Im Rahmen der Internationalen Wochen gegen Rassismus

Wie sehr Juden mit der Geschichte in Deutschland verbunden waren und sind, beschreibt der Publizist Rafael Seligmann historisch genau und emotional berührend in seiner bislang dreiteiligen familiengeschichtlichen Roman-Reihe im Langen Müller-Verlag »Lauf, Ludwig, lauf! Eine Jugend zwischen Synagoge und Fußball« in Ichenhausen, »Hannah und Ludwig. Heimatlos in Tel Aviv« sowie aktuell »Rafi, Judenbub«, die seine Eltern und ihn 1957 zurück nach Deutschland und nach München führt.
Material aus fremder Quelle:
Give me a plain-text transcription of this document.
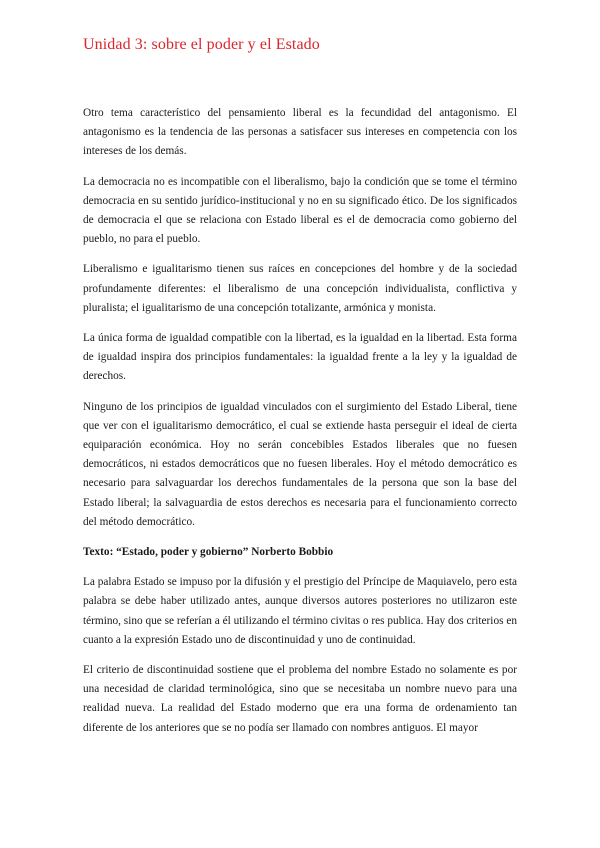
Unidad 3: sobre el poder y el Estado

Otro tema característico del pensamiento liberal es la fecundidad del antagonismo. El antagonismo es la tendencia de las personas a satisfacer sus intereses en competencia con los intereses de los demás.

La democracia no es incompatible con el liberalismo, bajo la condición que se tome el término democracia en su sentido jurídico-institucional y no en su significado ético. De los significados de democracia el que se relaciona con Estado liberal es el de democracia como gobierno del pueblo, no para el pueblo.

Liberalismo e igualitarismo tienen sus raíces en concepciones del hombre y de la sociedad profundamente diferentes: el liberalismo de una concepción individualista, conflictiva y pluralista; el igualitarismo de una concepción totalizante, armónica y monista.

La única forma de igualdad compatible con la libertad, es la igualdad en la libertad. Esta forma de igualdad inspira dos principios fundamentales: la igualdad frente a la ley y la igualdad de derechos.

Ninguno de los principios de igualdad vinculados con el surgimiento del Estado Liberal, tiene que ver con el igualitarismo democrático, el cual se extiende hasta perseguir el ideal de cierta equiparación económica. Hoy no serán concebibles Estados liberales que no fuesen democráticos, ni estados democráticos que no fuesen liberales. Hoy el método democrático es necesario para salvaguardar los derechos fundamentales de la persona que son la base del Estado liberal; la salvaguardia de estos derechos es necesaria para el funcionamiento correcto del método democrático.

Texto: “Estado, poder y gobierno” Norberto Bobbio

La palabra Estado se impuso por la difusión y el prestigio del Príncipe de Maquiavelo, pero esta palabra se debe haber utilizado antes, aunque diversos autores posteriores no utilizaron este término, sino que se referían a él utilizando el término civitas o res publica. Hay dos criterios en cuanto a la expresión Estado uno de discontinuidad y uno de continuidad.

El criterio de discontinuidad sostiene que el problema del nombre Estado no solamente es por una necesidad de claridad terminológica, sino que se necesitaba un nombre nuevo para una realidad nueva. La realidad del Estado moderno que era una forma de ordenamiento tan diferente de los anteriores que se no podía ser llamado con nombres antiguos. El mayor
Während die Eltern ihre verlorene Heimat suchen, muss der zehnjährige Rafi in einem fremden Land Fuß fassen. Seine Entscheidung Politologie zu studieren, hat gewiss damit zu tun, dass er die Geschichte der Bundesrepublik Deutschland, ihrer Verdrängungsmechanismen und den in ihr fortdauernden alt-neuen Antisemitismus verstehen will.

Rafael Seligmann ist Publizist, Politologe, Historiker und einer der bedeu­tendsten jüdischen Schriftsteller der Nachkriegs­generation. Er schuf den ersten deutsch-jüdischen Gegenwarts­roman Rubinsteins Verstei­gerung sowie zahlreiche weitere literarische Werke, ist Sachbuch­autor und Gründer und Herausgeber der Jewish Voice from Germany.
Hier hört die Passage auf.